Гандельсман В. Грифцов. — М.: Воймега, 2014. — 80 с.

Гандельсман

Возможно, Владимир Гандельсман сегодня — самый тонкий поэт, пишущий на русском. Его лучшие произведения обладают изяществом кружева, в котором главное — именно узор, владение нитью, фигурами, композицией. За такое мастерство приходится платить — несовершенные вещи рвутся в сознании легко, как паутина, — и нет сил уже восстановить начальную лёгкость. Впрочем, не претендуя на обобщения о творчестве, несколько впечатлений о свежей книге.

«Грифцов» производит двойственное впечатление. Я начал было читать книгу сначала — отбросил, через пару месяцев наткнулся вновь, стал читать с конца — зачитался. Когда прозвучали лучшие стихотворения, стали как-то понятнее и те, что показались совершенно необязательными. Я стал пытаться отдать себе отчёт в парадоксах восприятия.

Эта книжка написана в старинной и нередко раздражающей игривой манере. Что это за названия разделов — «Грифцов во всём великолепии», «Грифцов читает Гандельсмана»? Взрослые же люди, право. А здесь только дважды прочитав всю книжку, наконец, можешь реконструировать замысел: мол, в первой части поэт любуется героем, во второй — герой поэтом. Но и тут не клеится: поэт любуется — и пишет о герое стихи, а во второй части, где собрано явно лучшее, очевидно, что не наоборот. Просто тут всё очень тонко — и потому рвётся. Эта книжка не для грубых морализаторов-реалистов, а для тех, кому хватает кивка и намёка — туда, куда и смотреть-то не обязательно.

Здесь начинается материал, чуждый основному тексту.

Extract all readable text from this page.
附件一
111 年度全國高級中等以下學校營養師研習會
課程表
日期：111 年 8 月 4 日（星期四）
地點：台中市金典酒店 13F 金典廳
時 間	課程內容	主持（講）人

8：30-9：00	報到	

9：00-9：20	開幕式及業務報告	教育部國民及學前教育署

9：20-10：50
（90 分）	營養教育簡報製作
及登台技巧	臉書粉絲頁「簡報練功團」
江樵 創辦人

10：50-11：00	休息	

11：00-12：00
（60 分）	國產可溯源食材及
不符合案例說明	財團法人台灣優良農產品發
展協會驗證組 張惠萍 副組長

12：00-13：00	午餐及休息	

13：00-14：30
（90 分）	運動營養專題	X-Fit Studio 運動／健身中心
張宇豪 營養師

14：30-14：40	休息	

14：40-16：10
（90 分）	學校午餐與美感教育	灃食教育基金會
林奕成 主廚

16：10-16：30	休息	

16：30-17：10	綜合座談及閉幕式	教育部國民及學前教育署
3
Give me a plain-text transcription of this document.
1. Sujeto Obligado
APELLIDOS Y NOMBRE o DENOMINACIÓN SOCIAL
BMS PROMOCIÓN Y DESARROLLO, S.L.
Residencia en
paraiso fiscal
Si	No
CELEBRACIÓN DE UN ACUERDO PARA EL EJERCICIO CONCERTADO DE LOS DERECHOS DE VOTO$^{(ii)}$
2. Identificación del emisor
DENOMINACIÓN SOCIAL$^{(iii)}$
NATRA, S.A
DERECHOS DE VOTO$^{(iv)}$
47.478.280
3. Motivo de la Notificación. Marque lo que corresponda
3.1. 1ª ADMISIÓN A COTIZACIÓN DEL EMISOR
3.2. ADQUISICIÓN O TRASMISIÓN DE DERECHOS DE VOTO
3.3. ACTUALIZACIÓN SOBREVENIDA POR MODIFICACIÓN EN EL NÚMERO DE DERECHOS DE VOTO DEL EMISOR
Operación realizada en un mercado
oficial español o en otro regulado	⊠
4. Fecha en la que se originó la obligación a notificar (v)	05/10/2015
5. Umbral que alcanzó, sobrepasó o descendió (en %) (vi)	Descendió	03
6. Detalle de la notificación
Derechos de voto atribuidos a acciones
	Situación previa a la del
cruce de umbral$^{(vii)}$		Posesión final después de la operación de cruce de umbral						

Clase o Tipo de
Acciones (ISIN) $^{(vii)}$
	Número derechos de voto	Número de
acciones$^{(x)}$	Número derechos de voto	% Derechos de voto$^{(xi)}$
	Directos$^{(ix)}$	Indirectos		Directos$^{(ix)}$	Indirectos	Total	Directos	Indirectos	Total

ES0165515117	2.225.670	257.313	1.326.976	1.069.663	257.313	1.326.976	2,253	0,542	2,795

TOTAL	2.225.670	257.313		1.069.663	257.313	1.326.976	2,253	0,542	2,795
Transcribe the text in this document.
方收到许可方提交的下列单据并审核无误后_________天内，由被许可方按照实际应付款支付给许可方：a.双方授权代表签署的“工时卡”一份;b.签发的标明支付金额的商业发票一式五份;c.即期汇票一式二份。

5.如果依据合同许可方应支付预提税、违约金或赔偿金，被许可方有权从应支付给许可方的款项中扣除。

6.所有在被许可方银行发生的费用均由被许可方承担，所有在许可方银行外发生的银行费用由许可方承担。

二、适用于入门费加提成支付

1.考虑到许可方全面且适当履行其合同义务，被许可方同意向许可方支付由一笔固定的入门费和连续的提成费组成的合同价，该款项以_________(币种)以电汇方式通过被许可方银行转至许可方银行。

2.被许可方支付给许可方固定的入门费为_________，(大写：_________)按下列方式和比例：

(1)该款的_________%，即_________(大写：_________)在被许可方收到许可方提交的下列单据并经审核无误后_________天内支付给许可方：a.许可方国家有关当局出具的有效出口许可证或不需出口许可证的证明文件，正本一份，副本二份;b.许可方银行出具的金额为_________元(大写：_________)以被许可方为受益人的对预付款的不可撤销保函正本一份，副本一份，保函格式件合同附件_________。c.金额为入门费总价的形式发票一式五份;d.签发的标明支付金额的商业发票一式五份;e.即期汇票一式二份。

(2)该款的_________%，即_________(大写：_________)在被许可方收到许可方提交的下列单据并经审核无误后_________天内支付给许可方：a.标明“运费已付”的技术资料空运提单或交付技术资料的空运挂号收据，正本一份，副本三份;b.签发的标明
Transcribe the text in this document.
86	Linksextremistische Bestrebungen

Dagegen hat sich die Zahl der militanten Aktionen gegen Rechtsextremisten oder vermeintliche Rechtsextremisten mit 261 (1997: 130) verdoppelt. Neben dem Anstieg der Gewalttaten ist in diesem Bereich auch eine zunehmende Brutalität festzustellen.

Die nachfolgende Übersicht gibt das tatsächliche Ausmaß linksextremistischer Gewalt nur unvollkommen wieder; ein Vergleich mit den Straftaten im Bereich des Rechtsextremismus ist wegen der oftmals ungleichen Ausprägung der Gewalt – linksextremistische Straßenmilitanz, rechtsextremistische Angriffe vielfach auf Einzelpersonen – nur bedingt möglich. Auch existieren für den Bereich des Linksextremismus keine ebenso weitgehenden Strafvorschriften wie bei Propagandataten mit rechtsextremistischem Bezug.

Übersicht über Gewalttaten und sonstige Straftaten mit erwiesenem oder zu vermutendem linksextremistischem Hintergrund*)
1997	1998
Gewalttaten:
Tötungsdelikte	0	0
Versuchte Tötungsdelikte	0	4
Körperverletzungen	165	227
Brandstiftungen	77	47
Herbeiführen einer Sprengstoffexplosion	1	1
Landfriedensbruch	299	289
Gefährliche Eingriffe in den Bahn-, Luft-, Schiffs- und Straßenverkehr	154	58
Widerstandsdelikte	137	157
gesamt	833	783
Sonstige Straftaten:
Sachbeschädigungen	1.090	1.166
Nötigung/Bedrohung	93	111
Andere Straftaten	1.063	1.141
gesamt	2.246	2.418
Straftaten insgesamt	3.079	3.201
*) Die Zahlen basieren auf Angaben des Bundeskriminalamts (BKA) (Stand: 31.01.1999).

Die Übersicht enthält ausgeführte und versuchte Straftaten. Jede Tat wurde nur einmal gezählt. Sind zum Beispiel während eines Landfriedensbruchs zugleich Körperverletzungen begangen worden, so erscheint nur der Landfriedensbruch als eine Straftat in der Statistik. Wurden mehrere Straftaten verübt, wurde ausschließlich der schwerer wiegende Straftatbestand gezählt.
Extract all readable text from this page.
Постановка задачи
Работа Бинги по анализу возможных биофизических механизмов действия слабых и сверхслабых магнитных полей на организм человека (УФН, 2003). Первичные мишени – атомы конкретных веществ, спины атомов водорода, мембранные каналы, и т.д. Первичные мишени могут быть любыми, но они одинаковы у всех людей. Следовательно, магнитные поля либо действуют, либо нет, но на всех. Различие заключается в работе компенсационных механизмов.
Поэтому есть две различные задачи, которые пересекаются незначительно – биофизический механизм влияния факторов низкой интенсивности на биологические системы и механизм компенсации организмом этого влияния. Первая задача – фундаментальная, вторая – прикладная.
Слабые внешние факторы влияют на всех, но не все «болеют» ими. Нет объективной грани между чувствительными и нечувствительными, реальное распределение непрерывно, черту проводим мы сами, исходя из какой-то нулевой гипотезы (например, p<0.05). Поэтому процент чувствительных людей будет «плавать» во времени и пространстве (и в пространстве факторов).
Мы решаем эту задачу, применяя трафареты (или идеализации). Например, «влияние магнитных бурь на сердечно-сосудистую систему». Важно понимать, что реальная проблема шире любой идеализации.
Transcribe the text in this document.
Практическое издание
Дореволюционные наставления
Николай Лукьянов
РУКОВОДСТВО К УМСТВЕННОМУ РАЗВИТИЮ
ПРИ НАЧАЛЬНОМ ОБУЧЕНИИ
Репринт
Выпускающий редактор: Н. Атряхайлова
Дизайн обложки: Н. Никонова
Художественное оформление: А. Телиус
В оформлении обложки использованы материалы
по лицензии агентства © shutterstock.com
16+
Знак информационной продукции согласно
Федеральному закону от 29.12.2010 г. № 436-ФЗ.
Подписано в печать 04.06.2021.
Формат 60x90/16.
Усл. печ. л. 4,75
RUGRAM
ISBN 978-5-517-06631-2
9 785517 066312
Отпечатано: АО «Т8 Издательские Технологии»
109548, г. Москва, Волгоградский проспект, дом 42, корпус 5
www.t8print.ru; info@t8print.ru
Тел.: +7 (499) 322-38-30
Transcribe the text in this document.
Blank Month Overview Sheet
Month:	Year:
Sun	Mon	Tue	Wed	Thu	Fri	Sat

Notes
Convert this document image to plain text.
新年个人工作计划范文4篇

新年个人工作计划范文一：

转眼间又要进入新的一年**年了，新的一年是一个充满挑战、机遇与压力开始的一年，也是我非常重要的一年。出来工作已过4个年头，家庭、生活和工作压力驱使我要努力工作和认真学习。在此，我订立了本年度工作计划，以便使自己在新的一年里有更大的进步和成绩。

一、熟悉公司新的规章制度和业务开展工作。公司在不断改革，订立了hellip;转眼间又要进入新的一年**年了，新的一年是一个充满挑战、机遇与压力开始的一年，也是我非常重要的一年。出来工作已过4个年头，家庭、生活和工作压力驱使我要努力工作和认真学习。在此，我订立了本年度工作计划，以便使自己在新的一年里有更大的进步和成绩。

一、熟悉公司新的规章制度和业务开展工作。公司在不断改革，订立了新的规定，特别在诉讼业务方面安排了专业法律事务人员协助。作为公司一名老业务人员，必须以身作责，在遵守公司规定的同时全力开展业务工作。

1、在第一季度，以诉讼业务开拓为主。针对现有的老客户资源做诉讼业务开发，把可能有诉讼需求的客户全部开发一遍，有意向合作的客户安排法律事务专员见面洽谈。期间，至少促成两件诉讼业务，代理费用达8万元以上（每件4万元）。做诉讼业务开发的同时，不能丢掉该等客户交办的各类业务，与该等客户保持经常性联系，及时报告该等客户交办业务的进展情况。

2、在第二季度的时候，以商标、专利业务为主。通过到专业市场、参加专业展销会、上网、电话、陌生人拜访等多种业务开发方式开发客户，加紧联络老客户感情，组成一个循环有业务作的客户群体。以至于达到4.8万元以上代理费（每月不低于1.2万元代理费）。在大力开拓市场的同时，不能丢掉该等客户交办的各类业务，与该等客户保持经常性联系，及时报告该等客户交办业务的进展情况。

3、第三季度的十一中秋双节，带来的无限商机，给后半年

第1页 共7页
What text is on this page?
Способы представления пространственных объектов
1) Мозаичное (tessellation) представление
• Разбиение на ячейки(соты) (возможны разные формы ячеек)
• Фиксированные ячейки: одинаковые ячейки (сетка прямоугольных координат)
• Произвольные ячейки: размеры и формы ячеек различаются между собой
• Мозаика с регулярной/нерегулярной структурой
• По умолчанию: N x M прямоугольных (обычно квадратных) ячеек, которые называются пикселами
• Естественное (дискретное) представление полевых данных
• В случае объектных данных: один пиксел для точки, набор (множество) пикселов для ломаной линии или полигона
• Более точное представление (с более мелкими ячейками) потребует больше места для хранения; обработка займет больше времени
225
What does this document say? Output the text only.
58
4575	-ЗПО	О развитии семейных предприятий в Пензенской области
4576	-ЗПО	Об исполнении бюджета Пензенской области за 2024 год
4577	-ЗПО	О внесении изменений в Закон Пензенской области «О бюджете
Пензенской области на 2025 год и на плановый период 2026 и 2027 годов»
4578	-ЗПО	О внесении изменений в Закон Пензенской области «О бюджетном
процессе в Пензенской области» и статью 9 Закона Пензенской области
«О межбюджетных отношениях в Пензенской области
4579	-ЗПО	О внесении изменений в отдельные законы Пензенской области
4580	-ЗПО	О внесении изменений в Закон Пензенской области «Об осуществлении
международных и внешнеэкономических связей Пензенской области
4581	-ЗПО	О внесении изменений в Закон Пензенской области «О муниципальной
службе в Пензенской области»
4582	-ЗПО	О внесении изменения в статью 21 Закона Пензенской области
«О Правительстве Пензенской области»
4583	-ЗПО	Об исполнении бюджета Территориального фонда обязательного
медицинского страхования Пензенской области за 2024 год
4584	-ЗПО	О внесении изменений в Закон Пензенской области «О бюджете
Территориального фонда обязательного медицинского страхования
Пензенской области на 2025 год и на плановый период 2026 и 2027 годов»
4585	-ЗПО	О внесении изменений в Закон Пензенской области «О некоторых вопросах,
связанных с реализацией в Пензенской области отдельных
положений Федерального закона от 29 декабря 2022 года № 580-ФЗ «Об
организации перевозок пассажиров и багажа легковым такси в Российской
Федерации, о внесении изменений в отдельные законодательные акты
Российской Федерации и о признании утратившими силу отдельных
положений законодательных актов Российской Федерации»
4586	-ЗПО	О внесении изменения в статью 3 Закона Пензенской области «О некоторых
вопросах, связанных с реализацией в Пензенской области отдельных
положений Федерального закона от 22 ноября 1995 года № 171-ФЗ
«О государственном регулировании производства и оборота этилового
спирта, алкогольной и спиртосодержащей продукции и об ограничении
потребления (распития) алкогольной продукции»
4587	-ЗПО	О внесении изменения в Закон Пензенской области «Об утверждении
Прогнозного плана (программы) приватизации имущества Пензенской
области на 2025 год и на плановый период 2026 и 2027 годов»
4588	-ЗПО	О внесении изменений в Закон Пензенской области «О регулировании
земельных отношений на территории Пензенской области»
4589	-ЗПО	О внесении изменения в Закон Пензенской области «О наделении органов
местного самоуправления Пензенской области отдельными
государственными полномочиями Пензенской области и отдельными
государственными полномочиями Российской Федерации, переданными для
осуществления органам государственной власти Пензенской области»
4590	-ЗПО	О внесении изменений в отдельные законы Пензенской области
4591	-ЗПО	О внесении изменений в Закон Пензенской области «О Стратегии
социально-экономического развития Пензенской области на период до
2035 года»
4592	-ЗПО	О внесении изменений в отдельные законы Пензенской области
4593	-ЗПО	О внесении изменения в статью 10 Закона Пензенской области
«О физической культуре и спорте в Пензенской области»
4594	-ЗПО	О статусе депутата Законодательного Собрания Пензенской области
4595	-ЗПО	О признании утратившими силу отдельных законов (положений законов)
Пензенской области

Уже начиная с названия, фиксирующего центрального героя, книга, понятно, попадает в культурный контекст. В русской поэзии не так-то много героев, если не считать лирических, которых хватало бы на целую поэтическую книгу. Из масок последнего времени можно вспомнить Ремонта Приборова. Эта маска показывает нам гражданского кондового поэта, который, слава Богу, не настоящий. А больше и говорить особенно не о чем — не Василия же Тёркина да Горбунова с Горчаковым поминать. А в западной поэзии аналог напрашивается сразу — нашумевшая книга поляка Збигнева Херберта «Господин Когито» (1974). Перед нами герой, размышляющий то о добродетели, то об аде, то о страдании, он даёт напутствия, он изображён перед зеркалом — в самых разных ситуациях. Перед нами мыслящий картезианский человек — и темы, уже очевидным к концу века образом ему неподвластные. И нам вместе с автором несколько забавно следить за этим, по большому счёту, бессильным мыслесуществованием.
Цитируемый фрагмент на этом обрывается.